Anyone got a time machine I could rent?

Tuesday, January 6, 2009

Old Movie Theater Archive

Can you dig down into your childhood memories to a favorite movie theater? Remember the carpet, as you crawled around for the popcorn you spilled? Remember the faded ceiling paintings or the chips on the molding? Remember the stories older kids told about the rats that raced over their toes when they sat way in the back? Was it old, did it get torn down, has it been preserved?

Whatever the case, you can propably find the place at, drilling down to country and state. California (with 1875 entries) is here.

Danged if they don't have every place I could think of, including the 1938 Strand Theater at Torrance and Catalina in Redondo Beach. And it became history in the 1960s!

Thursday, January 1, 2009

Give Time, Not Money

It's New Year's Day and we're all making resolutions. We're all worried about money too, right? In fact, the only people I know not noticeably more concerned over their income now are those who were worried in flush times. They're just always worried.

So here's my plug for a way to give without going hungry. Give time.

My favorite way to do that is by reading books for Recording for the Blind and Dyslexic. That link is to the Los Angeles studio; their national headquarters is in NJ. RFB&D records books for students who are in grammar school, high school, and college--even those doing post-graduate work.

Volunteers in L.A.'s Hollywood studio stand (well, sit) in good company. Stan Lee recorded there, brought in by the first winner of his Sci-Fi channel show Who Wants to be a Superhero? --Feedback. Another well-known TV star is Quark from Deep Space 9, Armin Shimerman (Principal Snyder for the non-Trekkies). Huell Howser even did a show on RFB&D's Hollywood location!

Local newscasters and celebrities always show up in April, during RFB&D's big annual fundraiser, the week long Record-a-Thon. So if you volunteer now you'll be a regular by then.

Anne MacDonald started Recording for the Blind in 1948, mainly to help World War II veterans who wanted to take advantage of the GI Bill and get an education, but who had been blinded in the war. The Los Angeles Unit started in 1951, through the sponsorship of the Junior League Braille Committee. It was located in the First Congregational Church on Commonwealth and 6th, and moved to Hollywood in 1963.

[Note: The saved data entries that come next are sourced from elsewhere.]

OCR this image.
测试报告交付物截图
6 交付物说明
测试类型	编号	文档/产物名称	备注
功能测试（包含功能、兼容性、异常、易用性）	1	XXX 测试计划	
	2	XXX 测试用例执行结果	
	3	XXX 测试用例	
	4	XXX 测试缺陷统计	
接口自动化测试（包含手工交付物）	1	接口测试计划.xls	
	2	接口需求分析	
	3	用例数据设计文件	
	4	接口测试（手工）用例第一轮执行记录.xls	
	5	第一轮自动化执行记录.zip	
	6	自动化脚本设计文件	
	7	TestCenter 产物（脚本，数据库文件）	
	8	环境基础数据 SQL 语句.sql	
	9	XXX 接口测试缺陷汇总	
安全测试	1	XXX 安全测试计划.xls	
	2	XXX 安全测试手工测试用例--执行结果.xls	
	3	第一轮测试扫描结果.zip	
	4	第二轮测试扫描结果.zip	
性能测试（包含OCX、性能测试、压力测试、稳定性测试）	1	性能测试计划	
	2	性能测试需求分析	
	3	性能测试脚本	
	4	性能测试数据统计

Other branches in Los Angeles opened: South Bay in 1988. That studio specializes more in technical books: math, engineering, and science--largely because it's located near all the big aerospace companies. In fact, TRW and the National Science Foundation funded the South Bay Studio. There's now a San Fernando facility, and an Inland Empire Studio (not quite LA County any longer, but the Inland Empire Studio's original location was Claremont.)

The technology's changed (books are recorded onto cds now) and the newish name (Recording for the Blind and Dyslexic) acknowledges the fact that 70% of the borrowers are NOT blind, just visually impaired. But the studios still run on volunteer power to record textbooks for students of all ages who otherwise could not read those books.

Commit to one two-hour session a week (weekends and evenings are available) and you can do good without spending a brass farthing, whatever that is.